Super.. dwie chrzcielnice prawie gotowe, niestety wykończymy dopiero za rok .. gorzej z tym do chrzczenia.... jak drapak .. ale co tam ... po ochrzczeniu doprowadzimy do ładu
Nie zastanawialiśmy się musimy porównać najgorsze jest to ze nie wiem ile tego kupić wynegocjowalem ze bede mógł przesadzić pewne rośliny tylko nie mam koncepcji
Gosia szykuje teraz obiadek dla swoich chłopaków, pewnie się odezwie wieczorkiem. Kubusiowo wymaga dużych ilości, ale ona ma zamiar rozmnażać sama i chwała jej za cierpliwość, w końcu młódka jest
Młódka i Miss w dodatku.
Dlatego Witek czaił sie w krzakach...chciał zerknać pod spódniczkę??????
Ale to oczywiscie dowcip..... i takie głupawe skojarzenie.... jakich mam wiele
Pozdrawiam Danusiu..... przyjazd do Rzeszowa aktualny? Bo czas leci nieubłagalnie.... czym starsza jestem, tym szybciej wskazówki zegara się obracają....

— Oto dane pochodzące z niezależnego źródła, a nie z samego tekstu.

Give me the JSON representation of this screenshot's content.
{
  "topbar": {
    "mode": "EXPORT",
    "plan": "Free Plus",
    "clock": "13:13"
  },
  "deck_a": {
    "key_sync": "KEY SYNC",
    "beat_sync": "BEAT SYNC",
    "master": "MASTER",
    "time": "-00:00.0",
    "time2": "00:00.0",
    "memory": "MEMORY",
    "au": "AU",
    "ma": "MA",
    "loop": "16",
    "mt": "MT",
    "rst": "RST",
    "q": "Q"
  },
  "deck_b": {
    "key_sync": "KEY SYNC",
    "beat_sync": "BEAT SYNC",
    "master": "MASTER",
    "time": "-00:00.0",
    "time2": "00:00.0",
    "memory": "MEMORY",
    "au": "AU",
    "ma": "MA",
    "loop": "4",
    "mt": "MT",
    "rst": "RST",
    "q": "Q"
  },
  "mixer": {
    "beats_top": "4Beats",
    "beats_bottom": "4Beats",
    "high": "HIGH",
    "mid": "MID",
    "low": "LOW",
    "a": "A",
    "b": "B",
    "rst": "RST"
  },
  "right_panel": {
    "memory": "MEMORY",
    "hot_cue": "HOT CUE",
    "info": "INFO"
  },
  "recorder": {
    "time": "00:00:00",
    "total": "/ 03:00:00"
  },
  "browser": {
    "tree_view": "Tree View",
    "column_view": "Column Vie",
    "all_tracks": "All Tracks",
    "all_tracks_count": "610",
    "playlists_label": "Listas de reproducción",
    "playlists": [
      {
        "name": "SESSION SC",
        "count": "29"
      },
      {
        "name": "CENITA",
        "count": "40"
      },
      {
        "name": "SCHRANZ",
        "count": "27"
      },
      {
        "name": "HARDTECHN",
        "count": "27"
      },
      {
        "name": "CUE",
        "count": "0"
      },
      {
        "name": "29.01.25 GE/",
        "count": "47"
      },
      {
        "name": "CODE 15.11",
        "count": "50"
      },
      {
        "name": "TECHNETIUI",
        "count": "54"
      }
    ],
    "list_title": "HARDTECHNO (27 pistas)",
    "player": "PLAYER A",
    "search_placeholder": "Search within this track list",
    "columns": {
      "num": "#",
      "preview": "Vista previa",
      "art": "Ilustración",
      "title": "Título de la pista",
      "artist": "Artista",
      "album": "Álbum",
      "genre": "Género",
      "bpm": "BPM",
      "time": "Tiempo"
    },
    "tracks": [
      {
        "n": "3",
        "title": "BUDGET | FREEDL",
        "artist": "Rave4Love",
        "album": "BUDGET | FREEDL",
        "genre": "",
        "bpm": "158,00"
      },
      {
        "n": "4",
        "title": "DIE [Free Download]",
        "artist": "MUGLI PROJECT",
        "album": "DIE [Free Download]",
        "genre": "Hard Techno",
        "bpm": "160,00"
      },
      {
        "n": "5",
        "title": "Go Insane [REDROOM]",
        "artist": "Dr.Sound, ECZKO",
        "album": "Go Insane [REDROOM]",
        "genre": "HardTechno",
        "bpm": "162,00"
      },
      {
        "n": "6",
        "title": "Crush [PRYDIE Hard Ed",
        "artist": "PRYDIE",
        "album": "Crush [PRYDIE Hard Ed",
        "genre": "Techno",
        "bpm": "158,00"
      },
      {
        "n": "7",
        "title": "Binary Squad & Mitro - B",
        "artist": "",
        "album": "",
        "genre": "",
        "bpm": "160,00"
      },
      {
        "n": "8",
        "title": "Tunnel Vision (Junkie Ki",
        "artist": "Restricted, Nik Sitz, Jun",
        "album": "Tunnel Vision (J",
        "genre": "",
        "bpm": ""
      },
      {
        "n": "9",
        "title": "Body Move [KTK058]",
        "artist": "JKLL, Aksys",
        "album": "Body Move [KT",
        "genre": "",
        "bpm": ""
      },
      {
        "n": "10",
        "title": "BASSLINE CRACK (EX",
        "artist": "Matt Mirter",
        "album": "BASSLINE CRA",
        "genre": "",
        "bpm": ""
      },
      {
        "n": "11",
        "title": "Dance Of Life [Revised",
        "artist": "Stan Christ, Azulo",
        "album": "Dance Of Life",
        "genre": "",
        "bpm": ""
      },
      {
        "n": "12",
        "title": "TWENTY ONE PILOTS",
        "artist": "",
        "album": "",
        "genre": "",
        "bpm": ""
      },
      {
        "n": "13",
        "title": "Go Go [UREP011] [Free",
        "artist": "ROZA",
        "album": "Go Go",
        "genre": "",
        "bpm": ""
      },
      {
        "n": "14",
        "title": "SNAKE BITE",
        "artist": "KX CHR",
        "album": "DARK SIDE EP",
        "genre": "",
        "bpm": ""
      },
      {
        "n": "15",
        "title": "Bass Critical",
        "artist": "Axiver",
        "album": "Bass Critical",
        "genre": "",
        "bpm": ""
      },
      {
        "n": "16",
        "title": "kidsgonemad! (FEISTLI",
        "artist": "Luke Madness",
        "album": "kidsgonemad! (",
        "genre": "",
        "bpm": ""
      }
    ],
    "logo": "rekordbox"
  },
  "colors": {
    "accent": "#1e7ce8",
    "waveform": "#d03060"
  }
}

Gosia szykuje teraz obiadek dla swoich chłopaków, pewnie się odezwie wieczorkiem. Kubusiowo wymaga dużych ilości, ale ona ma zamiar rozmnażać sama i chwała jej za cierpliwość, w końcu młódka jest
Gosia szykuje teraz obiadek dla swoich chłopaków, pewnie się odezwie wieczorkiem. Kubusiowo wymaga dużych ilości roślin, ale ona ma zamiar rozmnażać sama i chwała jej za cierpliwość, w końcu młódka jest
Gabrysiu, nawet nie wiesz jaka jestem z Was dumna, a te zdjęcia są dowodem na istnienie wspaniałych i zgodnych małżeństw, którym niestraszne są wszelkie przeciwności.